At the turn of the year, Switzerland will pass on the chairmanship
and the task of dealing with Ukraine to Serbia, which has close ties with Moscow, but is at the same time aiming to join the European Union.
Dacic's statement at the annual OSCE foreign ministers conference in Basel stood in contrast to many of his counterparts at the meeting, who clearly pointed to Russia as the main culprit in the conflict.
"Different perceptions of the root causes and erosion of trust and
confidence led to the escalation of the crisis, and these issues need to be adressed urgently," Dacic said at the end of the conference.
Russian Foreign Minister Sergei Lavrov said in Basel on Thursday that the eastward expansion of NATO and the EU had not taken into account Russian interests, and warned against a Western monopoly on security in the region.
The crisis in Ukraine was set in motion when the government of
Russian-backed President Viktor Yanukovych suspended a planned association agreement with the EU late least year, a decision that led to his removal from office.

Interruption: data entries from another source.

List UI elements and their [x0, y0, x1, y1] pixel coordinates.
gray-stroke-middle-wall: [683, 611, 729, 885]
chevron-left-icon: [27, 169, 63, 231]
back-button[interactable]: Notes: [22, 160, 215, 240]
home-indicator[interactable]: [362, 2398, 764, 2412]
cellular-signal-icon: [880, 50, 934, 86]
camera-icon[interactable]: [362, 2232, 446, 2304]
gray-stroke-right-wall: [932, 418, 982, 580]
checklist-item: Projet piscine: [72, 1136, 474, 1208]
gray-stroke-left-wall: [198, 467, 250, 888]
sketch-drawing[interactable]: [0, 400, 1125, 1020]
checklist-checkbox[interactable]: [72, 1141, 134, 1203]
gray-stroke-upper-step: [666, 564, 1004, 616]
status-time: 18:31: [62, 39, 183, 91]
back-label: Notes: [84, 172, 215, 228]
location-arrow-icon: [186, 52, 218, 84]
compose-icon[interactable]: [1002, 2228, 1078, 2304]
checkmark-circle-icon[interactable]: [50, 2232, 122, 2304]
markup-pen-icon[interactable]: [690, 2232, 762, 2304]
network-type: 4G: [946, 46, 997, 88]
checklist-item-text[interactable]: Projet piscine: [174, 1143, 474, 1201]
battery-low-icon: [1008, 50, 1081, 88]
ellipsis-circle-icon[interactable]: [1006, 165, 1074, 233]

Germany will chair the pro-democracy and security organization in 2016, and Austria will follow in 2017, the group's 57 countries
agreed Friday.
The OSCE has taken on various tasks including environmental and gender issues in past years, but German Foreign Minister Frank-Walter Steinmeier said Thursday that the group should reconnect to its core task of building security through dialogue and confidence-building measures.
Germany calls Putin's Crimea claim "religious magnification":
Berlin (dpa) - A claim by Russian President Vladimir Putin that Crimea is like the Temple Mount to Russians was rejected as a "religious magnification" Friday by a spokesman for German Chancellor Angela Merkel.
"That in no way justifies the breach of international law that Russia committed by the annexation of Crimea," Steffen Seibert said, adding that the peninsula had been the home of various ethnic groups of varying religions for centuries.
He insisted that German policies on the Ukraine conflict are not anti-Russian but are designed to call a breach of international law what it is and create incentives for a diplomatic solution.
Putin‘s remarks Thursday had "an obviously domestic motivation," Siebert said.
Putin had said in a Moscow speech that the Crimea is as sacred to Russia as Jerusalem‘s Temple Mount is to Jewish people.
"It was here that the spiritual source of the long-standing monolith of the Russian nation and the Russian central state were formed," Putin said.